Une Garde nationale, le peuple en armes contre les narcos
Dans un contexte de corruption généralisée et de "grave décomposition des corps de police" ainsi que l'a constaté AMLO lui-même, la seule solution semble être auprès de militaires, supposés plus éloignés des tentations et moins sensibles aux dérives que les civils. L'idéal étant de construire une force nouvelle, à partir de personnels nouveaux, bien rémunérés, rapidement formés et solidement encadrés sur les plans idéologique et moral. C'est la solution retenue par AMLO, qui a annoncé en décembre 2018 la création d'un corps inédit, une Garde nationale, composée de militaires et de policiers fédéraux triés sur le volet ainsi que de 50 000 recrues âgées de 18 à 30 ans.

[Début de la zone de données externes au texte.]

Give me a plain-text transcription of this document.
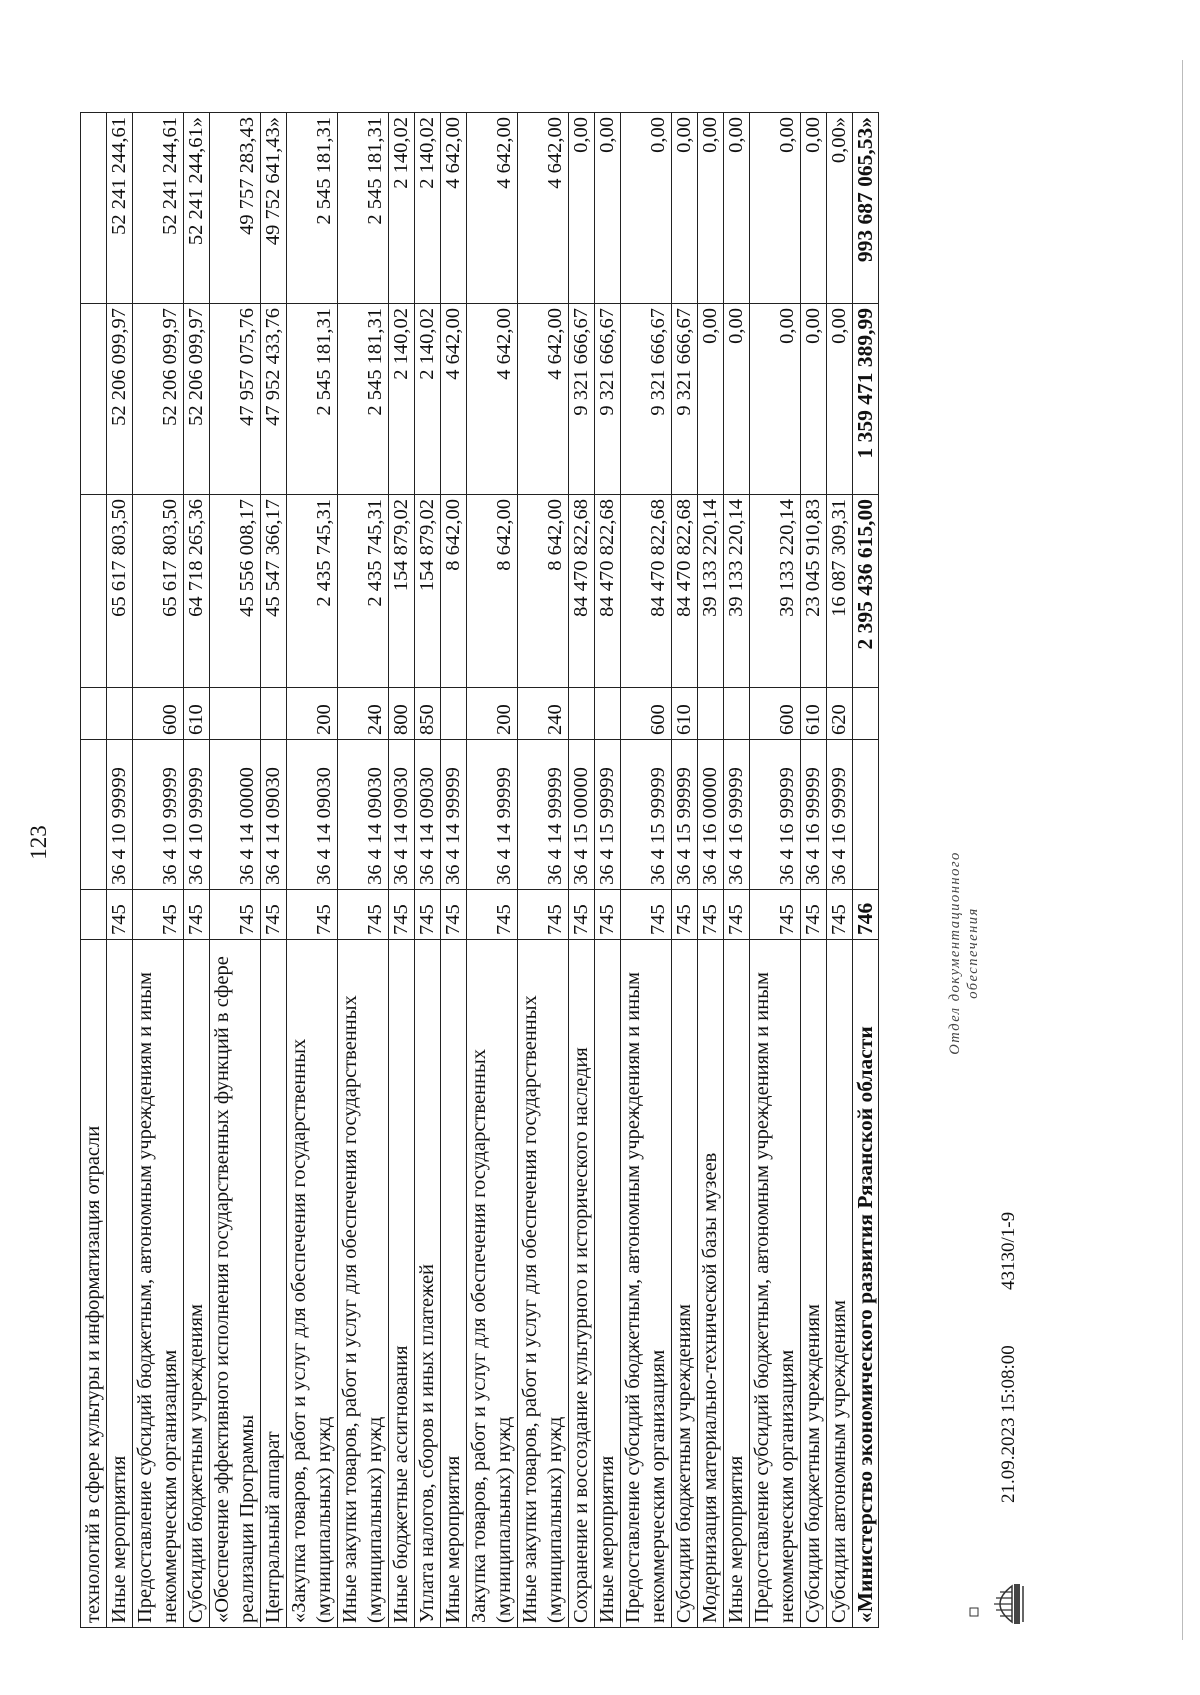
123
технологий в сфере культуры и информатизация отрасли						
Иные мероприятия	745	36 4 10 99999		65 617 803,50	52 206 099,97	52 241 244,61
Предоставление субсидий бюджетным, автономным учреждениям и иным некоммерческим организациям	745	36 4 10 99999	600	65 617 803,50	52 206 099,97	52 241 244,61
Субсидии бюджетным учреждениям	745	36 4 10 99999	610	64 718 265,36	52 206 099,97	52 241 244,61»
«Обеспечение эффективного исполнения государственных функций в сфере реализации Программы	745	36 4 14 00000		45 556 008,17	47 957 075,76	49 757 283,43
Центральный аппарат	745	36 4 14 09030		45 547 366,17	47 952 433,76	49 752 641,43»
«Закупка товаров, работ и услуг для обеспечения государственных (муниципальных) нужд	745	36 4 14 09030	200	2 435 745,31	2 545 181,31	2 545 181,31
Иные закупки товаров, работ и услуг для обеспечения государственных (муниципальных) нужд	745	36 4 14 09030	240	2 435 745,31	2 545 181,31	2 545 181,31
Иные бюджетные ассигнования	745	36 4 14 09030	800	154 879,02	2 140,02	2 140,02
Уплата налогов, сборов и иных платежей	745	36 4 14 09030	850	154 879,02	2 140,02	2 140,02
Иные мероприятия	745	36 4 14 99999		8 642,00	4 642,00	4 642,00
Закупка товаров, работ и услуг для обеспечения государственных (муниципальных) нужд	745	36 4 14 99999	200	8 642,00	4 642,00	4 642,00
Иные закупки товаров, работ и услуг для обеспечения государственных (муниципальных) нужд	745	36 4 14 99999	240	8 642,00	4 642,00	4 642,00
Сохранение и воссоздание культурного и исторического наследия	745	36 4 15 00000		84 470 822,68	9 321 666,67	0,00
Иные мероприятия	745	36 4 15 99999		84 470 822,68	9 321 666,67	0,00
Предоставление субсидий бюджетным, автономным учреждениям и иным некоммерческим организациям	745	36 4 15 99999	600	84 470 822,68	9 321 666,67	0,00
Субсидии бюджетным учреждениям	745	36 4 15 99999	610	84 470 822,68	9 321 666,67	0,00
Модернизация материально-технической базы музеев	745	36 4 16 00000		39 133 220,14	0,00	0,00
Иные мероприятия	745	36 4 16 99999		39 133 220,14	0,00	0,00
Предоставление субсидий бюджетным, автономным учреждениям и иным некоммерческим организациям	745	36 4 16 99999	600	39 133 220,14	0,00	0,00
Субсидии бюджетным учреждениям	745	36 4 16 99999	610	23 045 910,83	0,00	0,00
Субсидии автономным учреждениям	745	36 4 16 99999	620	16 087 309,31	0,00	0,00»
«Министерство экономического развития Рязанской области	746			2 395 436 615,00	1 359 471 389,99	993 687 065,53»
21.09.2023 15:08:00
43130/1-9
Отдел документационного обеспечения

Les fonctions de police seront ainsi officiellement placées sous contrôle militaire. Certains y voient un revirement par rapport à la sensibilité exprimée pendant la campagne présidentielle. Mais si le "tout sécuritaire" est sans issue, son absence est également impensable. L'exercice du pouvoir suppose de trouver un équilibre avec l'approche sociale. Une tache immense attend cette Garde nationale, nouvelle figure du peuple en armes contre les narcos.